Past Exhibitions

Feature Exhibition: Olympia Meets Japanese Art
June 5, 2021 - July 4, 2021

The Kyoto National Museum is pleased to present treasures from its collection to compare and contrast the ancient Olympics in Greece and religious folkways in Japan. The people of ancient Greece worshipped many gods and goddesses, and among the famous Panhellenic Games held to honor their deities, the most important and famous were the games held every four years at Olympia. Sacred ground to all Greeks, Olympia was a center of religious worship and the location of a magnificent temple to Zeus, lord of the heavens and almighty in the Greek pantheon. The athletes who competed at Olympia trained their minds and bodies to compete before these gods. The victors were feasted for days on end and gained the right to dedicate a statue of themselves on the temple grounds. In their home communities they were honored for the rest of their lives.

Like the ancient Greeks, Japanese since distant antiquity worshipped many deities, competed with each other in the presence of the divine, trained themselves mind and body, celebrated their victories, and feasted together with their gods.

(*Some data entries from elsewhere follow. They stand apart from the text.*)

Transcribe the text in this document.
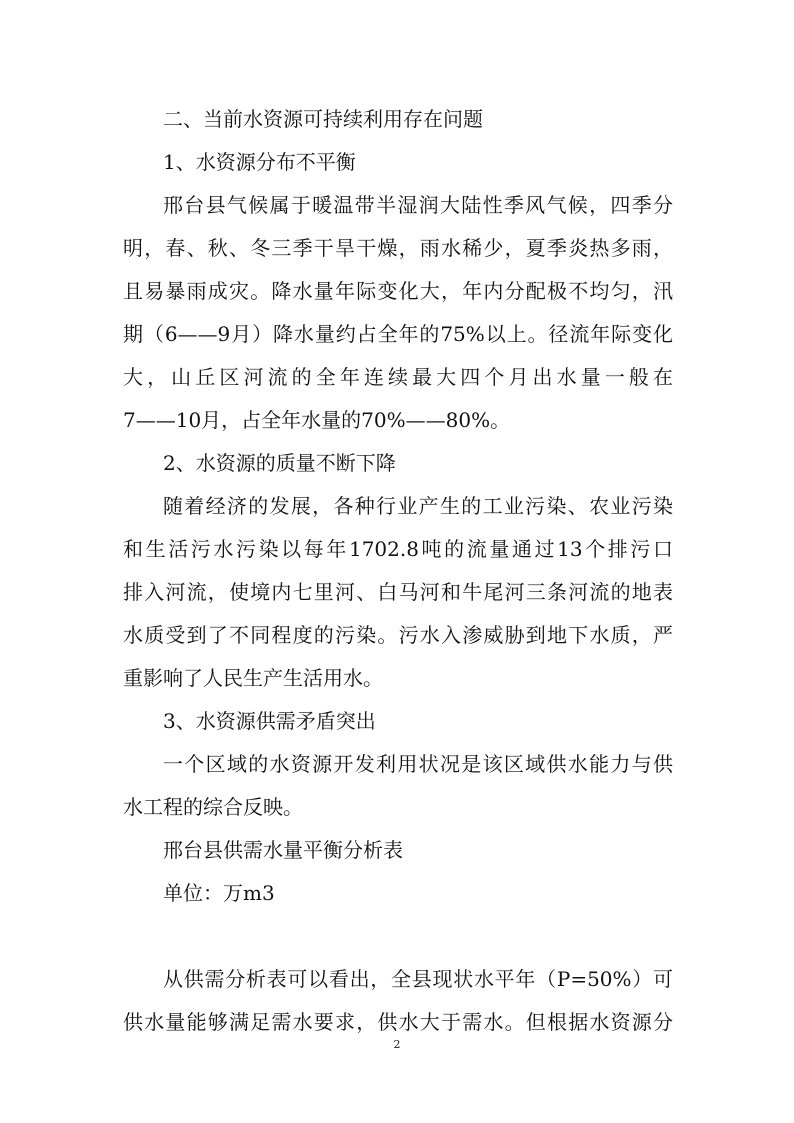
二、当前水资源可持续利用存在问题

1、水资源分布不平衡

邢台县气候属于暖温带半湿润大陆性季风气候，四季分

明，春、秋、冬三季干旱干燥，雨水稀少，夏季炎热多雨，

且易暴雨成灾。降水量年际变化大，年内分配极不均匀，汛

期（6——9月）降水量约占全年的75%以上。径流年际变化

大，山丘区河流的全年连续最大四个月出水量一般在

7——10月，占全年水量的70%——80%。

2、水资源的质量不断下降

随着经济的发展，各种行业产生的工业污染、农业污染

和生活污水污染以每年1702.8吨的流量通过13个排污口

排入河流，使境内七里河、白马河和牛尾河三条河流的地表

水质受到了不同程度的污染。污水入渗威胁到地下水质，严

重影响了人民生产生活用水。

3、水资源供需矛盾突出

一个区域的水资源开发利用状况是该区域供水能力与供

水工程的综合反映。

邢台县供需水量平衡分析表

单位：万m3

从供需分析表可以看出，全县现状水平年（P=50%）可

供水量能够满足需水要求，供水大于需水。但根据水资源分

2
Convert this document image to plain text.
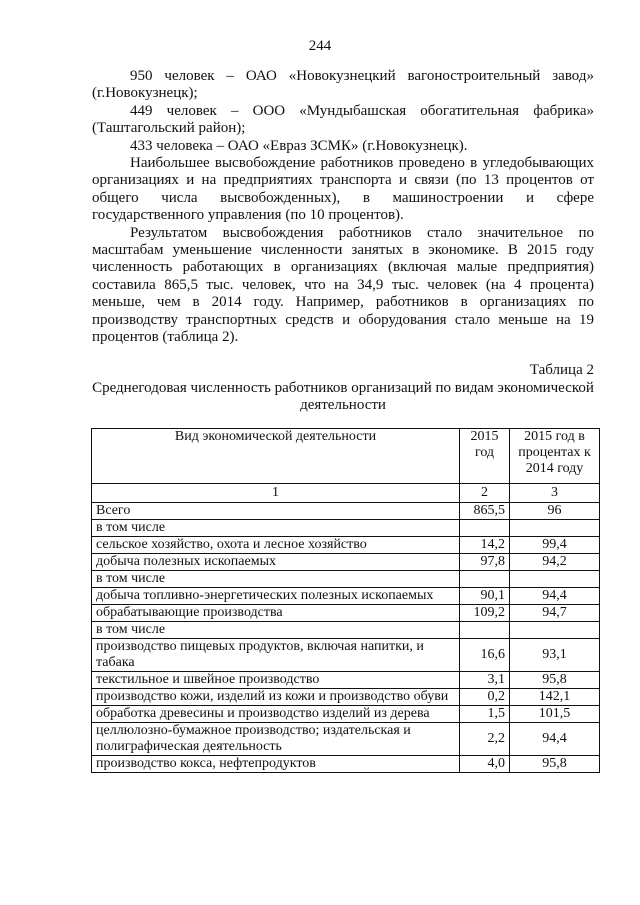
244

950 человек – ОАО «Новокузнецкий вагоностроительный завод» (г.Новокузнецк);

449 человек – ООО «Мундыбашская обогатительная фабрика» (Таштагольский район);

433 человека – ОАО «Евраз ЗСМК» (г.Новокузнецк).

Наибольшее высвобождение работников проведено в угледобывающих организациях и на предприятиях транспорта и связи (по 13 процентов от общего числа высвобожденных), в машиностроении и сфере государственного управления (по 10 процентов).

Результатом высвобождения работников стало значительное по масштабам уменьшение численности занятых в экономике. В 2015 году численность работающих в организациях (включая малые предприятия) составила 865,5 тыс. человек, что на 34,9 тыс. человек (на 4 процента) меньше, чем в 2014 году. Например, работников в организациях по производству транспортных средств и оборудования стало меньше на 19 процентов (таблица 2).

Таблица 2
Среднегодовая численность работников организаций по видам экономической деятельности
Вид экономической деятельности	2015 год	2015 год в процентах к 2014 году
1	2	3
Всего	865,5	96
в том числе		
сельское хозяйство, охота и лесное хозяйство	14,2	99,4
добыча полезных ископаемых	97,8	94,2
в том числе		
добыча топливно-энергетических полезных ископаемых	90,1	94,4
обрабатывающие производства	109,2	94,7
в том числе		
производство пищевых продуктов, включая напитки, и табака	16,6	93,1
текстильное и швейное производство	3,1	95,8
производство кожи, изделий из кожи и производство обуви	0,2	142,1
обработка древесины и производство изделий из дерева	1,5	101,5
целлюлозно-бумажное производство; издательская и полиграфическая деятельность	2,2	94,4
производство кокса, нефтепродуктов	4,0	95,8
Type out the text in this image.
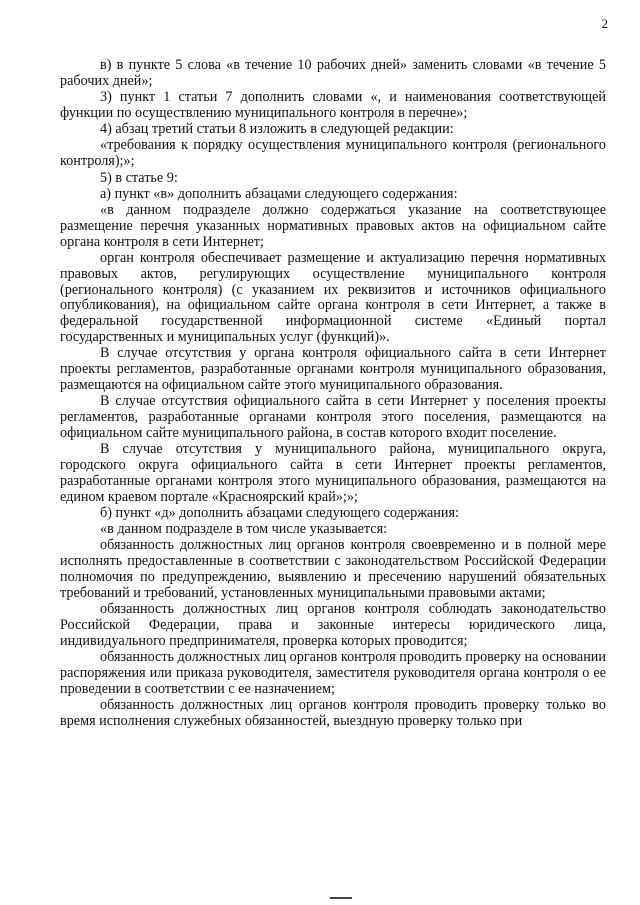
2

в) в пункте 5 слова «в течение 10 рабочих дней» заменить словами «в течение 5 рабочих дней»;

3) пункт 1 статьи 7 дополнить словами «, и наименования соответствующей функции по осуществлению муниципального контроля в перечне»;

4) абзац третий статьи 8 изложить в следующей редакции:

«требования к порядку осуществления муниципального контроля (регионального контроля);»;

5) в статье 9:

а) пункт «в» дополнить абзацами следующего содержания:

«в данном подразделе должно содержаться указание на соответствующее размещение перечня указанных нормативных правовых актов на официальном сайте органа контроля в сети Интернет;

орган контроля обеспечивает размещение и актуализацию перечня нормативных правовых актов, регулирующих осуществление муниципального контроля (регионального контроля) (с указанием их реквизитов и источников официального опубликования), на официальном сайте органа контроля в сети Интернет, а также в федеральной государственной информационной системе «Единый портал государственных и муниципальных услуг (функций)».

В случае отсутствия у органа контроля официального сайта в сети Интернет проекты регламентов, разработанные органами контроля муниципального образования, размещаются на официальном сайте этого муниципального образования.

В случае отсутствия официального сайта в сети Интернет у поселения проекты регламентов, разработанные органами контроля этого поселения, размещаются на официальном сайте муниципального района, в состав которого входит поселение.

В случае отсутствия у муниципального района, муниципального округа, городского округа официального сайта в сети Интернет проекты регламентов, разработанные органами контроля этого муниципального образования, размещаются на едином краевом портале «Красноярский край»;»;

б) пункт «д» дополнить абзацами следующего содержания:

«в данном подразделе в том числе указывается:

обязанность должностных лиц органов контроля своевременно и в полной мере исполнять предоставленные в соответствии с законодательством Российской Федерации полномочия по предупреждению, выявлению и пресечению нарушений обязательных требований и требований, установленных муниципальными правовыми актами;

обязанность должностных лиц органов контроля соблюдать законодательство Российской Федерации, права и законные интересы юридического лица, индивидуального предпринимателя, проверка которых проводится;

обязанность должностных лиц органов контроля проводить проверку на основании распоряжения или приказа руководителя, заместителя руководителя органа контроля о ее проведении в соответствии с ее назначением;

обязанность должностных лиц органов контроля проводить проверку только во время исполнения служебных обязанностей, выездную проверку только при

This exhibit introduces art of Japan and East Asia that resonates with the stories and legends of the ancient Olympics, creating what we hope will be an opportunity to enjoy the arts of Asia while learning more about the world of ancient Greece.

8. Competitions in Armor and Modern Competitions

The fourth day of the ancient Olympic games featured the medium- and longdistance footraces, pankration, as well as armored competitions with the contestants clad in heavy armor. Pankration was a brutal sport combining wrestling and boxing with few rules—only biting and gouging were prohibited—that took the lives of many a contestant. For the races, boxing, and pankration the men competed naked, but some races were held in full armor with spear and shield. The Olympic games was the place where humans could demonstrate their best performance before the gods but it was also clearly intended for training of the men for war.

Torch relays, archery, polo, boat races, and the like are more modern Olympic events, but similar events were held a long time ago in East Asia as well and this chapter introduces works of this kind.